Geez and I was looking forward to checking out all of the new spots this fall from people posting their GPS coordiates to all of the best covers! Thank a lot Fritz!! :banghead3  :irked: :tsk: :shhh:  :lol: :lol: :evilsmile :evilsmile


----------



## BIGSP (Sep 16, 2004)

Steelheadfred said:


> Fellow bird chasers,
> 
> I have seen the affects of the net on my favorite fishing rivers, the over crowding, the trash, ext.....
> 
> ...


Fritz,

Good points but, based on what I have seen this summer I am not so sure we are going to have to worry about it. I have been very disappointed in what I have seen so far and so have many others I converse with, all over the state. I won't get too discouraged yet but, if Oct. is this slow I maybe going to Wis. or just head out west for a while.


----------



## HarleyP (Mar 4, 2004)

I agree 100% with you Fritz, even giving out minimal info on location can hone alot of people to the area. 

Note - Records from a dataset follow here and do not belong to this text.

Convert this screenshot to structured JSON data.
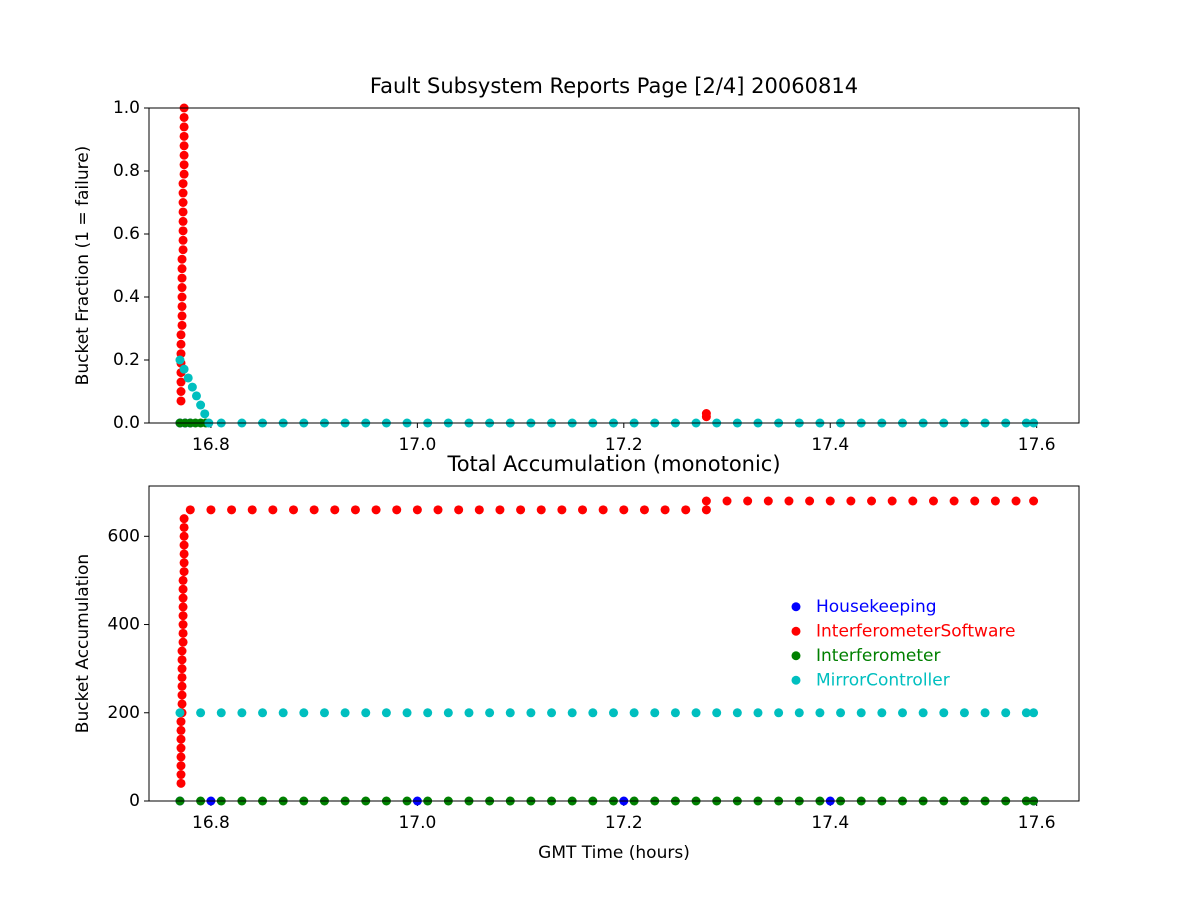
{
  "chart_data": [
    {
      "type": "scatter",
      "title": "Fault Subsystem Reports Page [2/4] 20060814",
      "y_label": "Bucket Fraction (1 = failure)",
      "xlim": [
        16.74,
        17.641
      ],
      "xticks": [
        16.8,
        {
          "value": 17.0,
          "label": "17.0"
        },
        17.2,
        17.4,
        17.6
      ],
      "ylim": [
        0,
        1
      ],
      "yticks": [
        {
          "value": 0,
          "label": "0.0"
        },
        0.2,
        0.4,
        0.6,
        0.8,
        {
          "value": 1,
          "label": "1.0"
        }
      ],
      "series": [
        {
          "name": "Housekeeping",
          "color": "#0000ff",
          "x": [
            16.77,
            16.775,
            16.78
          ],
          "values": [
            0,
            0,
            0
          ]
        },
        {
          "name": "InterferometerSoftware",
          "color": "#ff0000",
          "x": [
            16.771,
            16.771,
            16.771,
            16.771,
            16.771,
            16.771,
            16.771,
            16.771,
            16.772,
            16.772,
            16.772,
            16.772,
            16.772,
            16.772,
            16.772,
            16.772,
            16.773,
            16.773,
            16.773,
            16.773,
            16.773,
            16.773,
            16.773,
            16.773,
            16.774,
            16.774,
            16.774,
            16.774,
            16.774,
            16.774,
            16.774,
            16.774,
            17.28,
            17.28
          ],
          "values": [
            0.07,
            0.1,
            0.13,
            0.16,
            0.19,
            0.22,
            0.25,
            0.28,
            0.31,
            0.34,
            0.37,
            0.4,
            0.43,
            0.46,
            0.49,
            0.52,
            0.55,
            0.58,
            0.61,
            0.64,
            0.67,
            0.7,
            0.73,
            0.76,
            0.79,
            0.82,
            0.85,
            0.88,
            0.91,
            0.94,
            0.97,
            1.0,
            0.03,
            0.02
          ]
        },
        {
          "name": "Interferometer",
          "color": "#008000",
          "x": [
            16.77,
            16.775,
            16.78,
            16.785,
            16.79,
            16.795
          ],
          "values": [
            0,
            0,
            0,
            0,
            0,
            0
          ]
        },
        {
          "name": "MirrorController",
          "color": "#00bfbf",
          "x": [
            16.77,
            16.774,
            16.778,
            16.782,
            16.786,
            16.79,
            16.794,
            16.798,
            16.81,
            16.83,
            16.85,
            16.87,
            16.89,
            16.91,
            16.93,
            16.95,
            16.97,
            16.99,
            17.01,
            17.03,
            17.05,
            17.07,
            17.09,
            17.11,
            17.13,
            17.15,
            17.17,
            17.19,
            17.21,
            17.23,
            17.25,
            17.27,
            17.29,
            17.31,
            17.33,
            17.35,
            17.37,
            17.39,
            17.41,
            17.43,
            17.45,
            17.47,
            17.49,
            17.51,
            17.53,
            17.55,
            17.57,
            17.59,
            17.597
          ],
          "values": [
            0.2,
            0.171,
            0.143,
            0.114,
            0.086,
            0.057,
            0.029,
            0,
            0,
            0,
            0,
            0,
            0,
            0,
            0,
            0,
            0,
            0,
            0,
            0,
            0,
            0,
            0,
            0,
            0,
            0,
            0,
            0,
            0,
            0,
            0,
            0,
            0,
            0,
            0,
            0,
            0,
            0,
            0,
            0,
            0,
            0,
            0,
            0,
            0,
            0,
            0,
            0,
            0
          ]
        }
      ]
    },
    {
      "type": "scatter",
      "title": "Total Accumulation (monotonic)",
      "x_label": "GMT Time (hours)",
      "y_label": "Bucket Accumulation",
      "xlim": [
        16.74,
        17.641
      ],
      "xticks": [
        16.8,
        {
          "value": 17.0,
          "label": "17.0"
        },
        17.2,
        17.4,
        17.6
      ],
      "ylim": [
        0,
        714
      ],
      "yticks": [
        0,
        200,
        400,
        600
      ],
      "legend": "center right",
      "series": [
        {
          "name": "Housekeeping",
          "color": "#0000ff",
          "x": [
            16.77,
            16.8,
            17.0,
            17.2,
            17.4,
            17.597
          ],
          "values": [
            0,
            0,
            0,
            0,
            0,
            0
          ]
        },
        {
          "name": "InterferometerSoftware",
          "color": "#ff0000",
          "x": [
            16.771,
            16.771,
            16.771,
            16.771,
            16.771,
            16.771,
            16.771,
            16.771,
            16.772,
            16.772,
            16.772,
            16.772,
            16.772,
            16.772,
            16.772,
            16.772,
            16.773,
            16.773,
            16.773,
            16.773,
            16.773,
            16.773,
            16.773,
            16.773,
            16.774,
            16.774,
            16.774,
            16.774,
            16.774,
            16.774,
            16.774,
            16.78,
            16.8,
            16.82,
            16.84,
            16.86,
            16.88,
            16.9,
            16.92,
            16.94,
            16.96,
            16.98,
            17.0,
            17.02,
            17.04,
            17.06,
            17.08,
            17.1,
            17.12,
            17.14,
            17.16,
            17.18,
            17.2,
            17.22,
            17.24,
            17.26,
            17.28,
            17.28,
            17.3,
            17.32,
            17.34,
            17.36,
            17.38,
            17.4,
            17.42,
            17.44,
            17.46,
            17.48,
            17.5,
            17.52,
            17.54,
            17.56,
            17.58,
            17.597
          ],
          "values": [
            40,
            60,
            80,
            100,
            120,
            140,
            160,
            180,
            200,
            220,
            240,
            260,
            280,
            300,
            320,
            340,
            360,
            380,
            400,
            420,
            440,
            460,
            480,
            500,
            520,
            540,
            560,
            580,
            600,
            620,
            640,
            660,
            660,
            660,
            660,
            660,
            660,
            660,
            660,
            660,
            660,
            660,
            660,
            660,
            660,
            660,
            660,
            660,
            660,
            660,
            660,
            660,
            660,
            660,
            660,
            660,
            660,
            680,
            680,
            680,
            680,
            680,
            680,
            680,
            680,
            680,
            680,
            680,
            680,
            680,
            680,
            680,
            680,
            680
          ]
        },
        {
          "name": "Interferometer",
          "color": "#008000",
          "x": [
            16.77,
            16.79,
            16.81,
            16.83,
            16.85,
            16.87,
            16.89,
            16.91,
            16.93,
            16.95,
            16.97,
            16.99,
            17.01,
            17.03,
            17.05,
            17.07,
            17.09,
            17.11,
            17.13,
            17.15,
            17.17,
            17.19,
            17.21,
            17.23,
            17.25,
            17.27,
            17.29,
            17.31,
            17.33,
            17.35,
            17.37,
            17.39,
            17.41,
            17.43,
            17.45,
            17.47,
            17.49,
            17.51,
            17.53,
            17.55,
            17.57,
            17.59,
            17.597
          ],
          "values": [
            0,
            0,
            0,
            0,
            0,
            0,
            0,
            0,
            0,
            0,
            0,
            0,
            0,
            0,
            0,
            0,
            0,
            0,
            0,
            0,
            0,
            0,
            0,
            0,
            0,
            0,
            0,
            0,
            0,
            0,
            0,
            0,
            0,
            0,
            0,
            0,
            0,
            0,
            0,
            0,
            0,
            0,
            0
          ]
        },
        {
          "name": "MirrorController",
          "color": "#00bfbf",
          "x": [
            16.77,
            16.79,
            16.81,
            16.83,
            16.85,
            16.87,
            16.89,
            16.91,
            16.93,
            16.95,
            16.97,
            16.99,
            17.01,
            17.03,
            17.05,
            17.07,
            17.09,
            17.11,
            17.13,
            17.15,
            17.17,
            17.19,
            17.21,
            17.23,
            17.25,
            17.27,
            17.29,
            17.31,
            17.33,
            17.35,
            17.37,
            17.39,
            17.41,
            17.43,
            17.45,
            17.47,
            17.49,
            17.51,
            17.53,
            17.55,
            17.57,
            17.59,
            17.597
          ],
          "values": [
            200,
            200,
            200,
            200,
            200,
            200,
            200,
            200,
            200,
            200,
            200,
            200,
            200,
            200,
            200,
            200,
            200,
            200,
            200,
            200,
            200,
            200,
            200,
            200,
            200,
            200,
            200,
            200,
            200,
            200,
            200,
            200,
            200,
            200,
            200,
            200,
            200,
            200,
            200,
            200,
            200,
            200,
            200
          ]
        }
      ]
    }
  ]
}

I really don't mind hunting the same spot as other people but let them find the places by burning gasoline and boot leather like most of us do here.

Loose lips sink ships.


----------



## Dead Bird (Oct 2, 2001)

everyone that posted was new at some time... be careful not to become such a cult that we may miss out out on new memebrs that have alot to offer... without mentioning names there is a waterfowl site that was at one time was a great site... not so much today... it takes over 13 hours to drive through our state... what would help more than anything would be if everyone only took one bird out of every covey in a year.... and I don't mean personally but per hunting party... with all the birds most have been moving this yr I don't think saying Gladwin or Schoolcraft would be a give away... just my two cents...


----------